In order to save his son from a bad situation, Pamfir, a Ukrainian father, is forced to resume his illicit activities.

Ukrainian films distributed in Quebec are few. Especially those of the caliber of Pamfir, which was shot before the Russian invasion.

This first feature film, which takes place in a rural region of Ukraine, quickly takes on biblical and mythological proportions. A father will do anything to rescue flesh from his flesh, even pitting himself against an almighty God rooted in savage capitalism.

Very symbolic, the story, which cheerfully flirts with thrillers and westerns, brings the destinies of young and aging populations into confrontation, a metaphor for a country at a crossroads that hesitates to turn its back on its past to embrace the ‘European Union. The scenario, against a background of smuggling and emigration, acts like a sword of Damocles on its hero. A gear that recalls the cinema of Cristian Mungiu and mainly his excellent R.M.N., without however reaching the same level of subtlety and maturity.

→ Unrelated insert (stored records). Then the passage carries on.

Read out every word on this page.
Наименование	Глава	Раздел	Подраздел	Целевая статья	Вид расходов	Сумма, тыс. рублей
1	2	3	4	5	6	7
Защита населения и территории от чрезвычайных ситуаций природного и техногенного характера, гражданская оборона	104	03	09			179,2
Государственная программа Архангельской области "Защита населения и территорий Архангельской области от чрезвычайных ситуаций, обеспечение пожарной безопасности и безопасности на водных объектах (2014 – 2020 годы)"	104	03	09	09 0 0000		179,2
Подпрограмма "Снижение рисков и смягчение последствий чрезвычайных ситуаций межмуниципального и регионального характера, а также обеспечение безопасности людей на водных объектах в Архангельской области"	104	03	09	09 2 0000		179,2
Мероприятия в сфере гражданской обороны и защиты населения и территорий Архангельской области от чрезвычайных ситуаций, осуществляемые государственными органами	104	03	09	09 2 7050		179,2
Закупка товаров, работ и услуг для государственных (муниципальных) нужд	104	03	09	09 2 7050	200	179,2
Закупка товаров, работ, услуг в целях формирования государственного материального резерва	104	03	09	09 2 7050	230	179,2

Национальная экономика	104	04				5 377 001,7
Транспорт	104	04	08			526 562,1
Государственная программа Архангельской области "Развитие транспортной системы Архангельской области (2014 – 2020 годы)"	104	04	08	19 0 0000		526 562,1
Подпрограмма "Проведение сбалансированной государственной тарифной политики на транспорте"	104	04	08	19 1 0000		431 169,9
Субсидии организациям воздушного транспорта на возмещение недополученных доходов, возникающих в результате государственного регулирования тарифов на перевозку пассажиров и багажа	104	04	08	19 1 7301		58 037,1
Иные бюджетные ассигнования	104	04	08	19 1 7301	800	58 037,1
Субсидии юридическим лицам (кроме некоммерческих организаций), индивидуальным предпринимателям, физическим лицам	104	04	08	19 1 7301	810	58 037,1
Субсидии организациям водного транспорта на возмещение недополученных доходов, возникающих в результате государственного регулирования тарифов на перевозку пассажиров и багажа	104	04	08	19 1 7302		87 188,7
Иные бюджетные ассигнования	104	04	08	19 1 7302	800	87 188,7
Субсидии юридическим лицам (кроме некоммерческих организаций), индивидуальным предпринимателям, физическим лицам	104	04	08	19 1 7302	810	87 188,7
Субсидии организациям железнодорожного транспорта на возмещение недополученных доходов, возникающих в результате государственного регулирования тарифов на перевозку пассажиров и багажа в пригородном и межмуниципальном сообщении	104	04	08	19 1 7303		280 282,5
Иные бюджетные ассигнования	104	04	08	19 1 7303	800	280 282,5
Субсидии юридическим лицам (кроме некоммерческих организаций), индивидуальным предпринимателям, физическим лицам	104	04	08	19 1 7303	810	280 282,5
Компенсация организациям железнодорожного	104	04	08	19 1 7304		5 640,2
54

Its filmmaker Dmytro Sukholytkyy-Sobchuk, however, has nothing to envy to this one on the formal level. His virtuoso staging multiplies the magnificent sequence shots that leave us blissful. The images are bathed in a unique light which gives the whole a hostile climate of the apocalypse.

The whole thing reaches its climax during a frenzied party that the filmmaker Emir Kusturica would not have denied. A crucial moment when man turns into an animal to better face fate. An almost constant duality in the work, which begins precisely with a sublime evocative shot where the protagonist wears the mask of an animal.

Holding the film on his shoulders, Oleksandr Yatsentyuk is a true force of nature. The muscular actor is imposing, seductive as much by his physical strength – the violent fight scene is reminiscent of Oldboy – as by his fragility. He taps into the very core of his sometimes toxic masculinity to avoid hunkering down.

Very controlled despite some narrative wanderings, Pamfir is a creation not to be missed. The film makes you want to immerse yourself in Ukrainian cinema, which has no shortage of gems to cherish, whether it’s Reflection and Atlantis, by Valentyn Vasyanovych, or The Tribe, by Myroslav Slaboshpytskiy.